A gauche, l’enquête démontre que les sympathisants du Parti Socialiste sont en balance entre la Ministre de l’Exclusion, Marie-Arlette Carlotti (25%) et Samia Ghali (24%). Élément intéressant, ces deux candidates aux primaires  sont celles qui ont été les plus virulentes sur la question de la violence, la Ministre n’hésitant à parler de « système mafieux » sur la Canebière alors que Samia Ghali avait émergé il y a un an en réclamant l’intervention de l’armée à Marseille. On notera cependant qu’un sondage OpinionWay pour Public Sénat fait état d’une percée de Patrick Mennucci qui se situe à 17% des intentions de vote des marseillais contre 13% pour Carlotti.

Pour le 1er tour, le sondage Ifop permet également de mesurer l’avance que conserve, à ce stade, Jean-Claude Gaudin : 34% soit 13 pts devant le candidat PS qui serait classé 3e derrière le candidat FN, Stéphane Ravier (25%). Au second tour le maire actuel l’emporterait avec 40% des voix contre 38% pour le PS (39/39 en juillet) malgré une triangulaire annoncée et un FN renforcé comme jamais (22%).

En effet, l’information principale de ce sondage est sans doute ici, car le FN démontre qu’il progresse encore à Marseille et notamment chez les personnes âgées (32% au 1er tour) et chez les artisans (39%) même si pour cette frange de la population l’échantillon semble un peu léger comme l’indique l’Ifop.
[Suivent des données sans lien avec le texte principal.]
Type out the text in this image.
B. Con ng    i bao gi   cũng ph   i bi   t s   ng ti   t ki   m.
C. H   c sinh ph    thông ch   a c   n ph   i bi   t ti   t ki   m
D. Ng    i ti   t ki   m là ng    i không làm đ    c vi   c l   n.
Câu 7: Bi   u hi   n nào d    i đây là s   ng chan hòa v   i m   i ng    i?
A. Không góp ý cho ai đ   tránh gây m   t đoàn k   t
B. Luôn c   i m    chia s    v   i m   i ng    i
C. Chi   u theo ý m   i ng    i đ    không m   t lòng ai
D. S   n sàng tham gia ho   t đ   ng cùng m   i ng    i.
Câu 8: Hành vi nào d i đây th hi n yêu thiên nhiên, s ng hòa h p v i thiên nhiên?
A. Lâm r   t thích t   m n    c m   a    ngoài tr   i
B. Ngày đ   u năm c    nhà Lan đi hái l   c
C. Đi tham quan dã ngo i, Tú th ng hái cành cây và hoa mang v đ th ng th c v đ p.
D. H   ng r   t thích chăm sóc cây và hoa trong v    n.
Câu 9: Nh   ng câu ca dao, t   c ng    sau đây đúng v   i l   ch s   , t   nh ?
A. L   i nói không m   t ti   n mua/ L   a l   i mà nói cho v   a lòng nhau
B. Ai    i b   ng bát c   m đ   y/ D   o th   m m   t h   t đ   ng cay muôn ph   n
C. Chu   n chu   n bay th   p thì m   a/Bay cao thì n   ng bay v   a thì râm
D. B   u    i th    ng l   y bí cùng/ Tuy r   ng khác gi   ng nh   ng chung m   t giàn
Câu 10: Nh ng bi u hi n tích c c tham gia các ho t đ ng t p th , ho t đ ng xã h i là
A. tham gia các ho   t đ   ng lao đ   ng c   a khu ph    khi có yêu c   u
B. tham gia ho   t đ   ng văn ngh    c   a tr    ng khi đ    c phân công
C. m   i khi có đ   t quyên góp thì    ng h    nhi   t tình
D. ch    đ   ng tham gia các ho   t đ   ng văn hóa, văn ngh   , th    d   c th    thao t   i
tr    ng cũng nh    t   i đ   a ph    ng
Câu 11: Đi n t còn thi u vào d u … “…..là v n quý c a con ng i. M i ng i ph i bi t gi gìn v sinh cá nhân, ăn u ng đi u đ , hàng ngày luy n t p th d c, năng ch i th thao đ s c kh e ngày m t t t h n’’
Une progression rendue possible notamment grâce à des prises à droite (20% des électeurs Gaudin de 2008 se reporteraient sur le candidat Ravier).

Marseille est emblématique d’un scrutin où la Gauche arrive dans la position du défenseur qui sait qu’il ne pourra tout défendre même si la droite ne semble pas en mesure de s’octroyer de nombreuses villes de plus de 150 000 habitants. Non, ce scrutin devrait être celui qui permet au FN de franchir une étape cruciale dans sa mue version Marine Le Pen. Loin d’une vague bleue marine, le FN devrait parvenir à se maintenir dans de très nombreuses villes (barrière à 10% des scrutins exprimés) et donc à consolider son implantation, à densifier son maillage local, élément clef qui fait encore défaut au parti à la flamme. Autour d’Hénin-Beaumont (Rouvroy, Evin-Malmaison, Wingles, etc.), dans le Var (Gogolin, Le Luc) ou dans les Bouches du Rhône (Tarascon, Sainte-Marie de la mer, Miramas) le FN peut même espérer s’emparer de la Mairie…D’autant que les leaders de droite, notamment François Fillon, ne semblent pas tous convaincus de la stratégie à adopter en cas de duel PS-FN au second tour.